What is curious for a modern reader about the society imagined by Hobbes and then the social Darwinists is that it appears to consist entirely of unaffiliated men. The relationships between lovers, spouses, parents and children, siblings, kinfolk, friends, colleagues, and compatriots are absent, though those are clearly among the more ancient rather than modern aspects of human life. The world they imagine looks something like an old-fashioned business district during a working day, when countless people venture out to do economic battle with each other. But even those people are formed into corporations and firms whose internal cooperation is as or more important to their functioning than external competition.
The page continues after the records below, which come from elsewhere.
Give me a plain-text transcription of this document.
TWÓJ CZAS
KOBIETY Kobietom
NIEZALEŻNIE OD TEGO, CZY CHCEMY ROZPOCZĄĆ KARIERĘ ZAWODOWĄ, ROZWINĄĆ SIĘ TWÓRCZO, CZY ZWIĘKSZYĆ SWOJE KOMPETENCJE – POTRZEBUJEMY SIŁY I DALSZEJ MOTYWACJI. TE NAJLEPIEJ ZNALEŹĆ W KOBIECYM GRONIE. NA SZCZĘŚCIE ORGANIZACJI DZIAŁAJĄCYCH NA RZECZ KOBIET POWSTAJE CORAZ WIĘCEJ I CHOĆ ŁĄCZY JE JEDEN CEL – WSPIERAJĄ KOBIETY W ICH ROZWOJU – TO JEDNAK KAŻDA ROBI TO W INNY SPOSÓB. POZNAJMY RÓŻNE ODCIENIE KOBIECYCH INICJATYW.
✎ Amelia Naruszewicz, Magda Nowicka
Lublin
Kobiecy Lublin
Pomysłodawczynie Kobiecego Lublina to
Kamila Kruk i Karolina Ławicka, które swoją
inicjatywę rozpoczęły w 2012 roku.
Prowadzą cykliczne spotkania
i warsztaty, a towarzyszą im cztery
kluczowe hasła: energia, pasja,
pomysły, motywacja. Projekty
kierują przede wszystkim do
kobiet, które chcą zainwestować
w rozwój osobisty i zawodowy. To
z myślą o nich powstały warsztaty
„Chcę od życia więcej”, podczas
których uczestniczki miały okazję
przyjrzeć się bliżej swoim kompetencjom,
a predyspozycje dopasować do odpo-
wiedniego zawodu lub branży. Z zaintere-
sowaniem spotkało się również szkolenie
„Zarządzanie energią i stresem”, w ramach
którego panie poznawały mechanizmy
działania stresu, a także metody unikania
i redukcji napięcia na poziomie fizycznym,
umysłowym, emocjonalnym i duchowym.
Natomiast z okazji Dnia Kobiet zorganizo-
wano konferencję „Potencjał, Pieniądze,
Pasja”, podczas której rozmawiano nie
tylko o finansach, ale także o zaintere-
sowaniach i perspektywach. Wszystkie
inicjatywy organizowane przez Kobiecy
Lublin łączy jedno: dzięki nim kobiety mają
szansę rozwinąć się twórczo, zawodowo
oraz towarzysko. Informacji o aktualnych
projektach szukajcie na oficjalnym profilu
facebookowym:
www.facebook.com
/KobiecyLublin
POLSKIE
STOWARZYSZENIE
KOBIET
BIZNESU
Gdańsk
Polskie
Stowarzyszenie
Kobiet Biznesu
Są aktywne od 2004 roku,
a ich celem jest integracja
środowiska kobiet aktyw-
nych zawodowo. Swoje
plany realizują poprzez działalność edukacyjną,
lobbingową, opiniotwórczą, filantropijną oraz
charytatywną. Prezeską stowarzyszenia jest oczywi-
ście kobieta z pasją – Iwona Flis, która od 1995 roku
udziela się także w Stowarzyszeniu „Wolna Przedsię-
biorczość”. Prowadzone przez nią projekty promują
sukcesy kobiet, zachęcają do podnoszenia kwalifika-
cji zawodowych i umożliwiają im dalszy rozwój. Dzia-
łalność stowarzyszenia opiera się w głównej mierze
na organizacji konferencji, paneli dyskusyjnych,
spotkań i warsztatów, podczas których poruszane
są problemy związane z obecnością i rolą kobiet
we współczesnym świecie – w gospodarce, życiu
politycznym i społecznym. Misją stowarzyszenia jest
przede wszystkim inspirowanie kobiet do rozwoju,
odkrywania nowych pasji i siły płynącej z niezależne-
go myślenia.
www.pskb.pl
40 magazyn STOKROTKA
In the Halifax explosion, the Lloyd family undermines that of Hobbes just because it acts like a family: two parents and seven children wait for one more child in a ruined house in a dangerous place. The soldier who drives them forth with a gun perhaps does illustrate the Hobbesian coersive order, or perhaps illustrates that such an order can seem a lot like the selfish disorder it’s supposed to have replaced. But on 9/11, even near Wall Street, the employees of the big brokerage firms acted with mutual aid and more.
Three hundred and fifty years after Hobbes, the biobehavioral scientists Shelley E. Taylor and Laura Cousino Klein concluded that contrary to the longtime assumption about how human beings respond to danger, women in particular often gather together to share concerns and abilities. They conclude that “this ‘tend-and-befriend’ pattern is a sharp contrast to the ‘fight-or-flight’ behavior pattern that has long been considered the principal responses to stress by both men and women. For women, that didn’t quite make any sense from an evolutionary standpoint. It’s a rare female of any species that would leave her baby to fend for itself while she physically takes on an aggressor. Females are more likely to protect their children and bond with other females who can help provide protection in the process.” In other words, crises and stresses often strengthen social bonds rather than breed competition and isolation.